PROMPT: Imagine yourself as the head of a funding agency (like the National Institute of Health) in which your job is to look at proposals for research projects and decide what projects to award funding to. Based on your readings this term, discuss a research project (or projects) that you would be most excited about funding as they relate to learning more about microbial influences on human health. As part of your response, consider what are we likely to learn from the project and how that might be important in future healthcare decisions.
There will likely always be two sides to getting funding for research that come into play when an agency makes its choice. First, the more obvious one, what are the potential monetary profits from any conclusions of the study? Second, what are the potential benefits, how significant are those benefits (i.e. lifesaving/changing vs very mild improvement) and how many people could potentially benefit from funding this research? Sadly, many times the first consideration will end up overshadowing the second no matter how significant. If there is no profit to be made from the results of the study, or only a small number of people the research targets, it can hard to find the appropriate funding needed. In a perfect world, no quanta of money would be considered more important than any life, and thus thinking in nontraditional manners is crucial to develop the latest and greatest treatment.
We have gone over a multitude of relations and impacts microbes have on human health, with different concepts having a varying reach of impact. If I were to propose a study that I would find to be interesting and would still be potentially highly profitable, I would look at MDROs and the drug resistances epidemic we are facing. As more and more antibiotics are becoming ineffective in treating infections, were running out of options of treatment, potentially at the cost of numerous lives. Since bacteria replicate so quickly and with a high rate of mutation, almost any time a new antibiotic is created, it will become relatively ineffective in some manner of time. Current antibiotics target various stages of bacterial replication, relying on this to make further replication ineffective and in time the bacterial colonies die, and the infection is cured. However, if a mutation occurs in a way which the antibiotic can no longer bind to, or negatively impact the replication, resistance forms.
Modern antibiotics use chemicals, either organic (i.e. in penicillin) or synthesized, to kill the bacteria causing the infection. Interestingly, nature created its own antibiotic organism long before the first animals stepped foot on land. These, are bacteriophages, or virus which infect bacterial cells. (1) The use of bacteriophages to fight infections, known as ‘Phage Therapy’ is no modern concept. It was discovered AND USED in the 1920s and 1930s, years before penicillin or sulfa antibiotics were discovered, and were the only therapy available for a short period of time. Unfortunately, when penicillin was discovered, phage therapy was put on the back burner in western medicine, and to this day is only allowed in a few regions of the world. (2) Antibiotics offered a cheap, relatively harmless cure for the infection, and our limited medical knowledge in the early-mid 20th century it made a lot more sense to focus on killing the bacteria with cheap medication that could be manufactured easily on a large scale.

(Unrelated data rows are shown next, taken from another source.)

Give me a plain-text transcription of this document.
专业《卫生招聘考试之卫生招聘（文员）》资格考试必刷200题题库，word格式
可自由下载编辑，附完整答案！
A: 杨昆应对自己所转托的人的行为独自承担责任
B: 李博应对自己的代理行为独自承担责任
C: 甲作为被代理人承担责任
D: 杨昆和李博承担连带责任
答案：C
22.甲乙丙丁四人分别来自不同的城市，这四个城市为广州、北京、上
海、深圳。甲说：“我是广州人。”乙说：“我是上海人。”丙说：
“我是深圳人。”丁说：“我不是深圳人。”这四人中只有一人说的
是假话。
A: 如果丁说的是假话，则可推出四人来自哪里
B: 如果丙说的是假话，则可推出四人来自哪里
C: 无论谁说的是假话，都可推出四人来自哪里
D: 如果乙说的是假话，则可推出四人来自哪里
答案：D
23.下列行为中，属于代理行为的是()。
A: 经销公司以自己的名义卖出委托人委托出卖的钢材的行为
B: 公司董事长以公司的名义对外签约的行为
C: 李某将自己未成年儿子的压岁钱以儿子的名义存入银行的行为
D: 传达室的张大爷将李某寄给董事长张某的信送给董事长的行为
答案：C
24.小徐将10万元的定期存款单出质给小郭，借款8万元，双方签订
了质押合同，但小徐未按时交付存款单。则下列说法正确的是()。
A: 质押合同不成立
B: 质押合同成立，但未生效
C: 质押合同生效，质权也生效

However, at the time we were unaware of the epidemic that was looming over our future. With Antibiotic resistance bacteria popping up more and more, and with increasingly tough resistance to even multiple different forms of antibiotics, it’s clear that we must look elsewhere to find future treatments. Further, antibiotics are not harm free, the increasing need for highly specialized antibiotics has caused an increased price and limitations in available amounts, and harsh side effects can often result from antibiotic us from killing more than just the targeted pathogenic bacteria. These are two of the areas where phage therapy can shine.
First, bacteriophages, like bacteria, replicate at an incredibly fast rate and are thus able to potentially counter resistance developed by pathogens through their own mutations. This means that counter resistance could develop as quickly as resistance forms in the first place. Second, since bacteriophages replicate quickly, producing them on a large scale could be relatively cheap and quick with the right equipment. Third, with the phages being viruses, they are incredibly tiny, multiple times smaller than even bacteria. That means that little space is needed to store the bacteriophages used in treatments. Finally, another promising aspect of phage therapy is the fact that bacteriophages can be incredibly specific in the cells they attack, not only being able to be limited to target a single species but even individual strains! (2)
I am not sure exactly why Phage Therapy died out after the introduction of antibiotics, rather than be used concurrently. However, we are reaching a point where our future options are limited. The number of drug-resistant organisms is increasing much quicker than newly designed antibiotics can be developed, tested and put into public use. This is a critical time in medicine, and we must look at all potential avenues to find the light at the end of the tunnel, and not place limitations on the tools we can use. I think this is one area of medicine that will bring about some incredible innovations in the near future.
- Lin D, Koskella B, Lin H. 2017. Phage therapy: An alternative to antibiotics in the age of multi-drug resistance. World J Gastrointest Pharmacol Ther. 8(3):162.
- Wittebole X, De Roock S, Opal S. 2013. A historical overview of bacteriophage therapy as an alternative to antibiotics for the treatment of bacterial pathogens. Virulence. 5(1):226-235.